Spotify founder, Daniel Ek, has claimed that Swift could make up to US $6 million a year. This earned a rebuke from her manager, Big Machine Music CEO, Scott Borchetta, saying that her catalogue had earned less than half a million dollars in the previous 12 months. For while Spotify may have 40 million or so users, it seems there’s only 12.5 million paid subscribers and it’s the free tier that’s making the difference to Swift, who remains on services such as Vevo, Rdio and Beats.

“With Beats Music and Rhapsody you have to pay for a premium package in order to access my albums,” Swift told Time magazine. “And that places a perception of value on what I’ve created. On Spotify, they don’t have any settings, or any kind of qualifications for who gets what music. I think that people should feel that there is a value to what musicians have created, and that’s that.”

However, overnight it transpired that Swift has sided with Google’s new YouTube Music Key, recently launched utilising a model not unlike Spotify’s. UK singer/songwriter/activist, Billy Bragg, was quick to call her on it via his Facebook page.

“Given that this year is the first to fail to produce a new million selling album, I can understand Taylor Swift wanting to maximise her opportunities with the new record,” Bragg noted,  “and it worked: she shifted 1.28m copies of 1989 in the first week of sale.

“But she should just be honest with her fans and say ‘sorry, but (Google co-founder) Sergey Brin gave me a huge amount of money to be the headline name on the marquee for the launch of YouTube Music Key and so I’ve sold my soul to Google’.”

Swift, meanwhile,  is nowhere near alone on the Spotify scenario, with artists such as The Beatles, Thom Yorke/Radiohead, The Black Keys, AC/DC, Coldplay, David Byrne, Beyonce – who has previously granted access to her releases after a ‘window’ period – and others having downright rejected the platform or had run-ins with it. US country music star, Jason Aldean, last week pulled his new album from the service as well.

In November, 2013, former X-Press Magazine Editor, Julian Tompkin, conducted a rare interview at Spotify’s Stockholm HQ with Jonathan Forster, the service’s General Manager for Europe.
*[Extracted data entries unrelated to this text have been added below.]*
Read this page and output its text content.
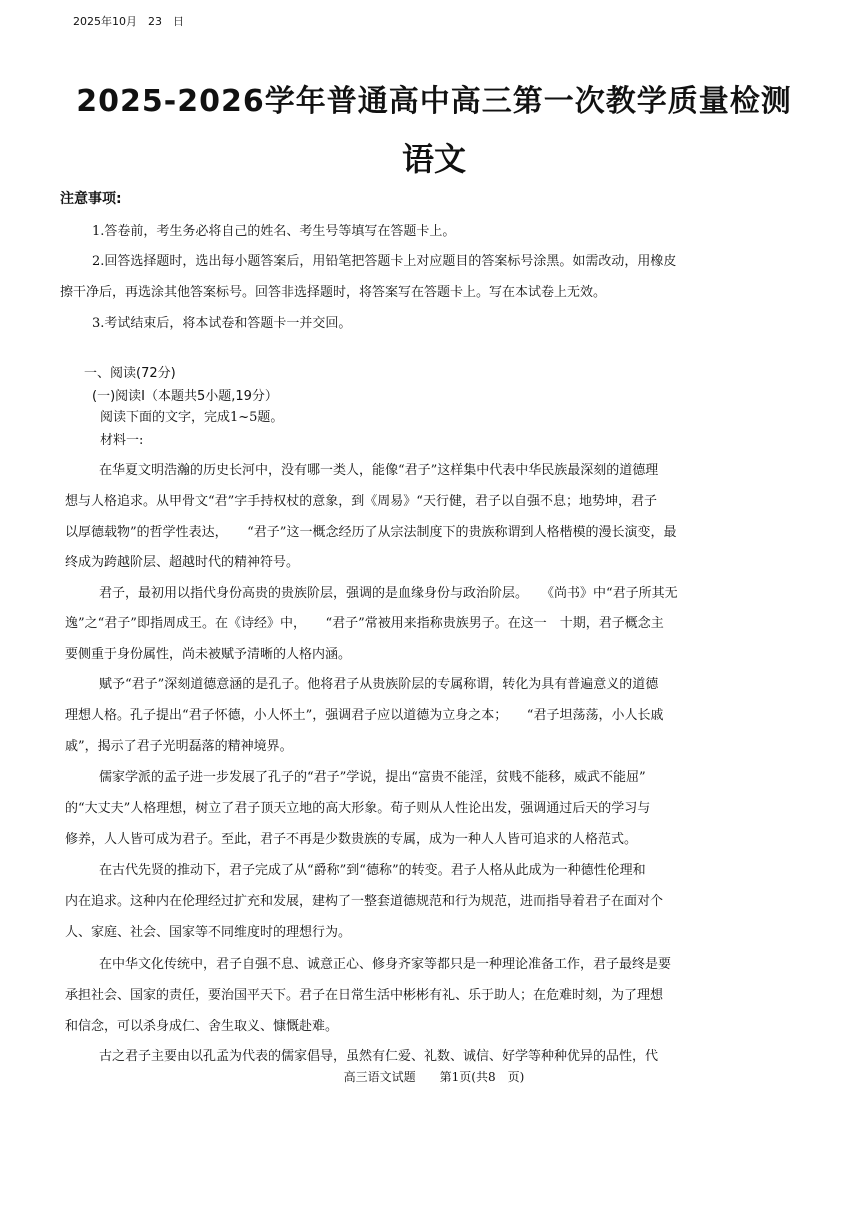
2025年10月　23　日
2025-2026学年普通高中高三第一次教学质量检测
语文
注意事项:
1.答卷前，考生务必将自己的姓名、考生号等填写在答题卡上。
2.回答选择题时，选出每小题答案后，用铅笔把答题卡上对应题目的答案标号涂黑。如需改动，用橡皮
擦干净后，再选涂其他答案标号。回答非选择题时，将答案写在答题卡上。写在本试卷上无效。
3.考试结束后，将本试卷和答题卡一并交回。
一、阅读(72分)
(一)阅读Ⅰ（本题共5小题,19分）
阅读下面的文字，完成1~5题。
材料一:
在华夏文明浩瀚的历史长河中，没有哪一类人，能像“君子”这样集中代表中华民族最深刻的道德理
想与人格追求。从甲骨文“君”字手持权杖的意象，到《周易》“天行健，君子以自强不息；地势坤，君子
以厚德载物”的哲学性表达，　　“君子”这一概念经历了从宗法制度下的贵族称谓到人格楷模的漫长演变，最
终成为跨越阶层、超越时代的精神符号。
君子，最初用以指代身份高贵的贵族阶层，强调的是血缘身份与政治阶层。　　《尚书》中“君子所其无
逸”之“君子”即指周成王。在《诗经》中，　　“君子”常被用来指称贵族男子。在这一　十期，君子概念主
要侧重于身份属性，尚未被赋予清晰的人格内涵。
赋予“君子”深刻道德意涵的是孔子。他将君子从贵族阶层的专属称谓，转化为具有普遍意义的道德
理想人格。孔子提出“君子怀德，小人怀土”，强调君子应以道德为立身之本；　　“君子坦荡荡，小人长戚
戚”，揭示了君子光明磊落的精神境界。
儒家学派的孟子进一步发展了孔子的“君子”学说，提出“富贵不能淫，贫贱不能移，威武不能屈”
的“大丈夫”人格理想，树立了君子顶天立地的高大形象。荀子则从人性论出发，强调通过后天的学习与
修养，人人皆可成为君子。至此，君子不再是少数贵族的专属，成为一种人人皆可追求的人格范式。
在古代先贤的推动下，君子完成了从“爵称”到“德称”的转变。君子人格从此成为一种德性伦理和
内在追求。这种内在伦理经过扩充和发展，建构了一整套道德规范和行为规范，进而指导着君子在面对个
人、家庭、社会、国家等不同维度时的理想行为。
在中华文化传统中，君子自强不息、诚意正心、修身齐家等都只是一种理论准备工作，君子最终是要
承担社会、国家的责任，要治国平天下。君子在日常生活中彬彬有礼、乐于助人；在危难时刻，为了理想
和信念，可以杀身成仁、舍生取义、慷慨赴难。
古之君子主要由以孔孟为代表的儒家倡导，虽然有仁爱、礼数、诚信、好学等种种优异的品性，代
高三语文试题　　第1页(共8　页)
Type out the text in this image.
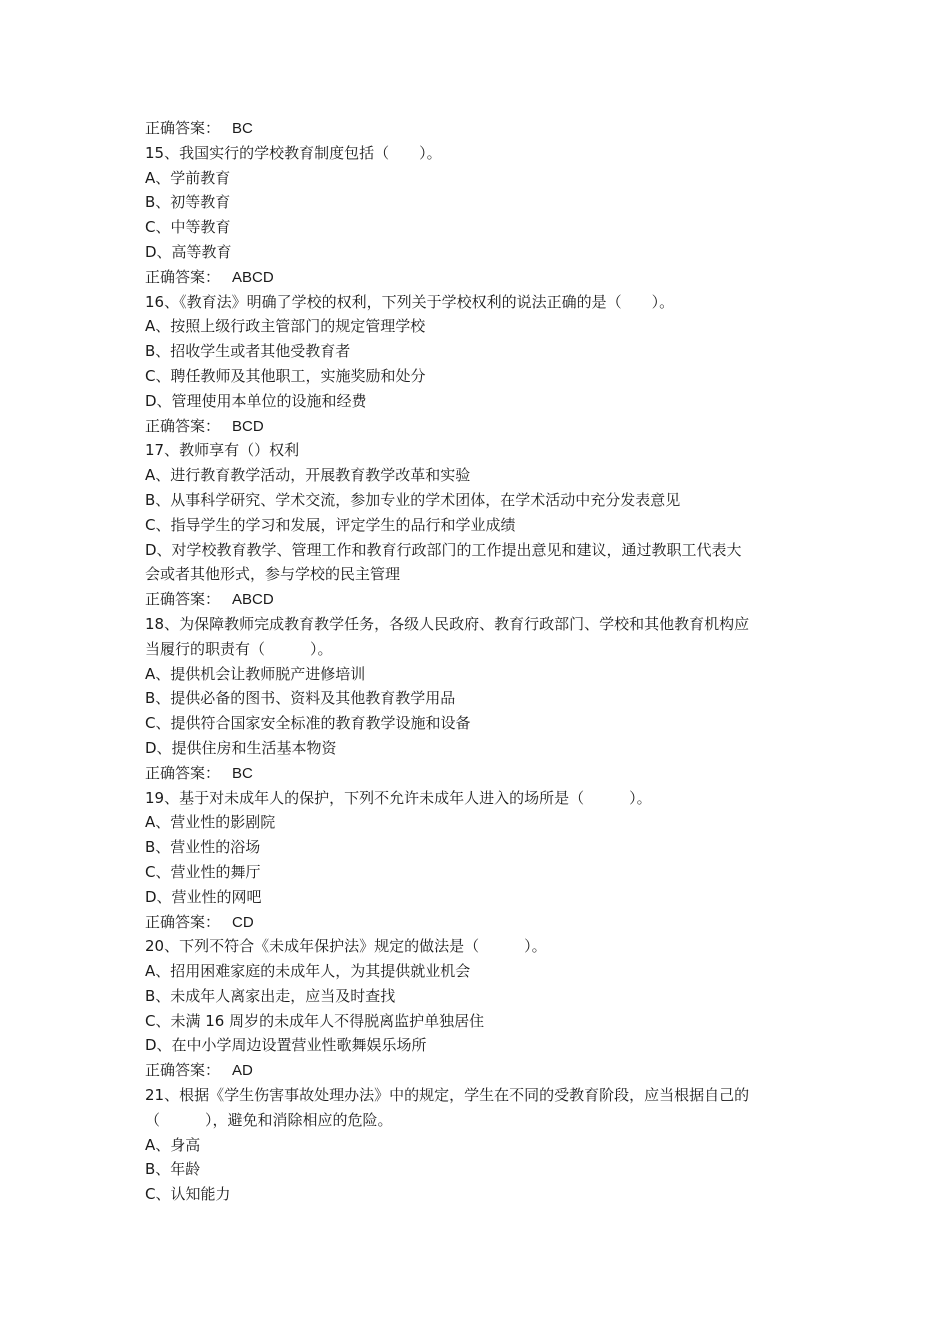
正确答案： BC
15、我国实行的学校教育制度包括（　　）。
A、学前教育
B、初等教育
C、中等教育
D、高等教育
正确答案： ABCD
16、《教育法》明确了学校的权利，下列关于学校权利的说法正确的是（　　）。
A、按照上级行政主管部门的规定管理学校
B、招收学生或者其他受教育者
C、聘任教师及其他职工，实施奖励和处分
D、管理使用本单位的设施和经费
正确答案： BCD
17、教师享有（）权利
A、进行教育教学活动，开展教育教学改革和实验
B、从事科学研究、学术交流，参加专业的学术团体，在学术活动中充分发表意见
C、指导学生的学习和发展，评定学生的品行和学业成绩
D、对学校教育教学、管理工作和教育行政部门的工作提出意见和建议，通过教职工代表大
会或者其他形式，参与学校的民主管理
正确答案： ABCD
18、为保障教师完成教育教学任务，各级人民政府、教育行政部门、学校和其他教育机构应
当履行的职责有（　　　）。
A、提供机会让教师脱产进修培训
B、提供必备的图书、资料及其他教育教学用品
C、提供符合国家安全标准的教育教学设施和设备
D、提供住房和生活基本物资
正确答案： BC
19、基于对未成年人的保护，下列不允许未成年人进入的场所是（　　　）。
A、营业性的影剧院
B、营业性的浴场
C、营业性的舞厅
D、营业性的网吧
正确答案： CD
20、下列不符合《未成年保护法》规定的做法是（　　　）。
A、招用困难家庭的未成年人，为其提供就业机会
B、未成年人离家出走，应当及时查找
C、未满 16 周岁的未成年人不得脱离监护单独居住
D、在中小学周边设置营业性歌舞娱乐场所
正确答案： AD
21、根据《学生伤害事故处理办法》中的规定，学生在不同的受教育阶段，应当根据自己的
（　　　），避免和消除相应的危险。
A、身高
B、年龄
C、认知能力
“We’re making investments to support a company that has tens or hundreds of millions of users all over the globe, not just to be a very profitable and loved by the industry Swedish music streaming service, which we could be today,” Forster said, who at the time admitted that user numbers remained frustratingly low.

His next comment, ironically, echoed what so many musicians say in relation to streaming services.

“It’s hard, and it’s always been hard to make a huge living doing the thing you love,” he stated. “It’s tricky. We don’t have all the answers. It’s never been that easy for artists; I think there’s a myth that it is. We often say in the start-up world the best entrepreneurs are the ones that didn’t give up.”

‘Imma let you finish…’  yelped Kanye West, interrupting Swift’s victory speech that (seemingly) long ago night at the MTV Video Music Awards.

Well Yeezy, it appears that Taylor Swift isn’t finished yet, clearly not by  a long-shot.